Short Version: A long, long time ago, I can still remember, how the MyTouch 3G’s touchscreen used to make me cry. And I knew that if they had their chance, that T-Mobile could add a keyboard, and maybe we’d be happy for a while. And how May/June made me shiver because T-Mobile has delivered – a MyTouch with a keyboard as useful as a Sidekick’s.
- Slide out keyboard
- World Phone
- 5 megapixel camera
- Unique interface
- $179 with contract
- Doubletwist for OS agnostic media syncing
- Lots of social media connectivity
- Interesting UI and Android 2.1
- A little big
- Keyboard a bit cramped
- A bit slow
T-Mobile has been on an Android roll lately.

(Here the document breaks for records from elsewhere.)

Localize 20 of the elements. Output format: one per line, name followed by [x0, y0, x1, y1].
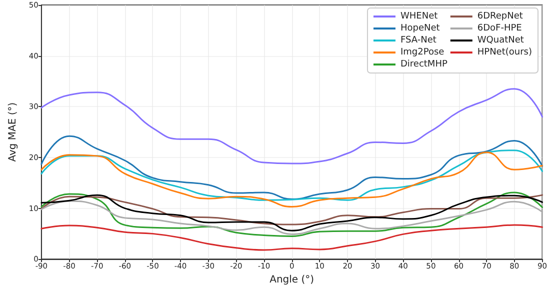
legend-label: HPNet(ours) [477, 48, 532, 58]
legend-label: 6DoF-HPE [477, 24, 522, 34]
x-axis-title: Angle (°) [270, 274, 314, 286]
legend-label: FSA-Net [400, 36, 437, 46]
line-series [40, 192, 543, 237]
line-series [40, 194, 543, 232]
line-series [40, 135, 543, 200]
legend-label: WHENet [400, 12, 438, 22]
line-series [40, 200, 543, 235]
line-series [40, 150, 543, 201]
legend-label: HopeNet [400, 24, 440, 34]
line-series [40, 88, 543, 164]
line-series [40, 224, 543, 251]
y-axis-title: Avg MAE (°) [8, 102, 18, 162]
legend-label: DirectMHP [400, 60, 448, 70]
line-series [40, 194, 543, 226]
legend-label: Img2Pose [400, 48, 445, 58]
legend-label: 6DRepNet [477, 12, 524, 22]
line-series [40, 152, 543, 208]
legend-label: WQuatNet [477, 36, 524, 46]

With a number of great devices – including the Granddaddy, the G1, and the older uncle, the MyTouch, the company essentially owns the Android space, at least in terms of handset availability. Obviously other folks – ahem Evo cough Droid – own the mindshare, but T-Mo is plugging away like a champ.
The introduction of the MyTouch Slide gives Blackberry and, more importantly, Sidekick lovers something to lust after. The device, which looks like the standard MyTouch 3G, slides down to reveal a small but usable keyboard.
T-Mobile worked closely with HTC to create a unique but basic Android experience. For example, the MyModes feature allows you to update the look and feel based on your mood and activities. Like a mullet, you can set things up so it’s business up front and party in the back. There is also a Faves feature to replace MyFaves. This new system is basically a carousel of your favorite friends and brings in social media – Twitter and Facebook, mostly – updates as well as contact information.
Otherwise, you’re looking at a stock Android 2.1 install without all of the HTC Sense UI nonsense.
Call quality was strong and I had good reception in Las Vegas and Brooklyn. Your results may vary. Battery life is strong. It lasts about 18 hours with minimal usage and about 7 hours of heavy browsing and calls. It also has a unique and useful voice control function very similar to the iOS voice command system. The phone also has a full-sized headphone jack, which is a mitzvah.
The phone is clad in black plastic and feels a bit chintzy. The keyboard, however, has none of the play of previous, similarly shaped phones like the Palm Pre and it pops out with an authoritative click.
In terms of usability, the phone bogs down a bit when usage gets too heavy. The unique contacts carousel is cool, but when there are other things processing in the background the animations start to slow down.
Other than a few tiny details, I’m quite pleased with the MyTouch. It’s an entry-level phone for messaging addicts and that’s just fine. At about $180 with contract, you really can’t go wrong and HTC worked closely with T-Mobile to offer a unique but pure Android experience.
Who is this for? It’s for folks who miss their Sidekick and want a keyboard for messaging. The MyTouch 3G Slide’s processor won’t win the blue ribbon at the County Fair, but it is an impressive bit of cellphone.